Labour’s Maori spokesperson say the future of the Maori lies in the mainstream classrooms and not just in kura and kohanga.
Shane Jones has slammed the latest language strategy put forward by Maori Affairs Minister Pita Sharples as backward-looking and ridiculous.
Dr Sharples wants to give responsibility for te reo Maori to iwi and hapu, starting with creating an iwi-driven electoral college to appoint the boards of Maori broadcast funding agency Te Mangai Pahi and the Maori language commission, Te Taura Whiri i Te Reo Maori.
“The language belongs to hapu and iwi and they've got to take ownership of it,” he says.
But Mr Jones says the salvation of the language does not lie with fresh governance arrangements between hapus and iwi.
“The Maori language, if it is to survive, has to be alive at the kitchen table as well as at the marae,” he says.
“Pita Sharples believes in this cultural filigree of inviting the iwi, which are largely a government construct, to save the language. That’s ridiculous.”

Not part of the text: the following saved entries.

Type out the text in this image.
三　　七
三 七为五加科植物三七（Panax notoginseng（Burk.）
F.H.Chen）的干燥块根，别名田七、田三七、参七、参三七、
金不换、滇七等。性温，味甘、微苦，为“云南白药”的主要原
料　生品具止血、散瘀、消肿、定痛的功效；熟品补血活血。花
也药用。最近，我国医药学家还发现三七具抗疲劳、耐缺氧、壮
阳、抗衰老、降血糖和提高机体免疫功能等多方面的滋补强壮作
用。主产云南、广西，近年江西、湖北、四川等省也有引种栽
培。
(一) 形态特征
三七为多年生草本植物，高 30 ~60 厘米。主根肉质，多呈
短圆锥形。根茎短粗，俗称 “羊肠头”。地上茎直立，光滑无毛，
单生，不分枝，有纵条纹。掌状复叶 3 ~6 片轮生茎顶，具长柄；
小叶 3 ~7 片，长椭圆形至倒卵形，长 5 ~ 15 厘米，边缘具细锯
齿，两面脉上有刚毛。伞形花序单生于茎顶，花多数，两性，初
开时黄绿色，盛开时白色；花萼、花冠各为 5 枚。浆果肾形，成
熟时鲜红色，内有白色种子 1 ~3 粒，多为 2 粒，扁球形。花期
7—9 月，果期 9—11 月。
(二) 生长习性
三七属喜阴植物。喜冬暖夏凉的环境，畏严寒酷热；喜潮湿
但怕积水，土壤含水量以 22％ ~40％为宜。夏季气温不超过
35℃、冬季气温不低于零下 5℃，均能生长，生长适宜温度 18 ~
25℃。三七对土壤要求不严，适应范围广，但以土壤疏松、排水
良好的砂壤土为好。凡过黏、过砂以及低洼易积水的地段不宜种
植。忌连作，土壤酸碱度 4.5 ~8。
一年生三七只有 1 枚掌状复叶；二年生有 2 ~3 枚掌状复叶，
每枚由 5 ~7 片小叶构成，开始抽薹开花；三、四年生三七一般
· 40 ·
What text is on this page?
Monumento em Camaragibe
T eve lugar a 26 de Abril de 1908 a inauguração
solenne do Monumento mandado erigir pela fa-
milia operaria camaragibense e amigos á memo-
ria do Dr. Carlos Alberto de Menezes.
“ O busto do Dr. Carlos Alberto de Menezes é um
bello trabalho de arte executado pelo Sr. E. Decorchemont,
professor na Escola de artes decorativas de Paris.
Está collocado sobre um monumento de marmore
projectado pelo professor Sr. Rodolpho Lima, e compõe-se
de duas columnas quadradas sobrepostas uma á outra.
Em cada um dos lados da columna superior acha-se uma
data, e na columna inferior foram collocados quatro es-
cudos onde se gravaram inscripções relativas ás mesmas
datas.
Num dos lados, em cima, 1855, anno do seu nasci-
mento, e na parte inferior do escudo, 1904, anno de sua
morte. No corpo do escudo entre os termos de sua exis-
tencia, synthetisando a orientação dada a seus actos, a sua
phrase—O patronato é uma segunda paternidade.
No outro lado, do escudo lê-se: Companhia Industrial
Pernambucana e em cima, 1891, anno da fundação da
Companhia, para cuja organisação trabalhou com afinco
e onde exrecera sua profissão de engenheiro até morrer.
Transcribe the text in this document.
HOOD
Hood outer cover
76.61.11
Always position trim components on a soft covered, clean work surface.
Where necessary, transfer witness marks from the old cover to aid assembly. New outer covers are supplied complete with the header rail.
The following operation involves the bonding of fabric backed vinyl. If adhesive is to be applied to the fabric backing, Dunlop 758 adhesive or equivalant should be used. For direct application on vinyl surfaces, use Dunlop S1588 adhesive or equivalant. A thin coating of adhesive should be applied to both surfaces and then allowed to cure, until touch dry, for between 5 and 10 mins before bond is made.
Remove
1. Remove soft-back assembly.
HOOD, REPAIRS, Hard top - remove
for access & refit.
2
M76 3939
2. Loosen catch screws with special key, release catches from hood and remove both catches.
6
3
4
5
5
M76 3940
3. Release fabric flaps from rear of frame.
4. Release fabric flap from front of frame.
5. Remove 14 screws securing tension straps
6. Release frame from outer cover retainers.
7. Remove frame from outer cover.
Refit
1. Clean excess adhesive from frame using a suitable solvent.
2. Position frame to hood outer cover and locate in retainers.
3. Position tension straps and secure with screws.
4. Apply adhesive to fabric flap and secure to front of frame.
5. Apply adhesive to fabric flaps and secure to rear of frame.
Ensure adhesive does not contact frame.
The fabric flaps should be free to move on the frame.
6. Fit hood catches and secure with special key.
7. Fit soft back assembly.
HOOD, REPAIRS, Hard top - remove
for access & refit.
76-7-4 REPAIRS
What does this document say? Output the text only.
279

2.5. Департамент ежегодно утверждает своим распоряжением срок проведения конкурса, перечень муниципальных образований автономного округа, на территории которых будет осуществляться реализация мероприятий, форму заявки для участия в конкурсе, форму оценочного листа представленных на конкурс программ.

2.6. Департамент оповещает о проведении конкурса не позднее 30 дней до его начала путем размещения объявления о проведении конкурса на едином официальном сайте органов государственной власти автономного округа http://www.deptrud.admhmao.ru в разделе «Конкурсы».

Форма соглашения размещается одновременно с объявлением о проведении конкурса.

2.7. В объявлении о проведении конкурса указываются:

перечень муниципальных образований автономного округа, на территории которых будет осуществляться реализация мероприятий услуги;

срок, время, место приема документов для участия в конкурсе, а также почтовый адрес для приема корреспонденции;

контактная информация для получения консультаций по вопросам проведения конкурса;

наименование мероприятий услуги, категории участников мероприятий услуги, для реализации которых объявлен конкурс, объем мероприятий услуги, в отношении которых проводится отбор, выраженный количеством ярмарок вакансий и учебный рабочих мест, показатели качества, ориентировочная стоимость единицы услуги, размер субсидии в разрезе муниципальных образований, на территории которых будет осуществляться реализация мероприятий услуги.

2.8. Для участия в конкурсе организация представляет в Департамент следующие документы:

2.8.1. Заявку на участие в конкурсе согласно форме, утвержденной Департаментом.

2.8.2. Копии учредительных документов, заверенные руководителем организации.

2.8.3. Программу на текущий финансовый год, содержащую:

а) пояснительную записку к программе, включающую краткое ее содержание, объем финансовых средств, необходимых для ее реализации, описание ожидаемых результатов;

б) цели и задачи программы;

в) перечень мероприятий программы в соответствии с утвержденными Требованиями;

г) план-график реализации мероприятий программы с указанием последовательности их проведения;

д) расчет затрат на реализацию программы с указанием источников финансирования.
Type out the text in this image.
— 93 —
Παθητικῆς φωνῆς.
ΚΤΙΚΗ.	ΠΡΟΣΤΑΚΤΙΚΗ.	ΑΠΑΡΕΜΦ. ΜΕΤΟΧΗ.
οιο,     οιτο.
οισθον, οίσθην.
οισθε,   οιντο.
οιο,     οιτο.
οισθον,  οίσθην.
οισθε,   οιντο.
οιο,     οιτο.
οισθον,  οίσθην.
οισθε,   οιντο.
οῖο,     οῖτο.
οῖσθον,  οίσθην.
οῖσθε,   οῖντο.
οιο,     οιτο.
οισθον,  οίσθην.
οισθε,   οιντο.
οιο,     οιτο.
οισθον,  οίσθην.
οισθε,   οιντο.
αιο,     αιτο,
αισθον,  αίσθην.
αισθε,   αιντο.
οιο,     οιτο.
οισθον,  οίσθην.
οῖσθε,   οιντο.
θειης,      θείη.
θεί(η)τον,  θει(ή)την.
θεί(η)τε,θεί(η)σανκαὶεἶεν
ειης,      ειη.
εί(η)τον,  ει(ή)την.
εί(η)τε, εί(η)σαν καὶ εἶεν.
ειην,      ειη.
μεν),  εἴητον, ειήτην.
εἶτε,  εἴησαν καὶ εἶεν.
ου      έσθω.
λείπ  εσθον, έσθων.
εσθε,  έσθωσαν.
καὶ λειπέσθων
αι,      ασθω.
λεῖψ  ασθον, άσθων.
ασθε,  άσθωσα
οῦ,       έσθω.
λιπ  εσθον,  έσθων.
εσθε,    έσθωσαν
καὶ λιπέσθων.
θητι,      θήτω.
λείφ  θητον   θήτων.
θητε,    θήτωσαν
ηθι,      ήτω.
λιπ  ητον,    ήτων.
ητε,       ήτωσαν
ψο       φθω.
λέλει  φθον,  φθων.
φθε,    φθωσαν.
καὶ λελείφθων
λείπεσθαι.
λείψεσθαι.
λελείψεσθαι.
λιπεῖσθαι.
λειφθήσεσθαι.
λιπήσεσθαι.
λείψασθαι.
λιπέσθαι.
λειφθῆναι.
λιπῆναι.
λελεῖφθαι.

He says the Crown needs to continue supporting te reo through new programmes and interventions that suit the lifestyles of Maoridom’s urbanised population.
“The Maori language has a challenge in that it hasn’t become fully normalised across the population,” Mr Jones says.
“I’m a great supporter of bringing it further and further into the education system and I don’t see why every child in New Zealand is not required to develop a certain level of awareness or facility in the Maori language. It should be a core part of a modern New Zealand education curriculum.”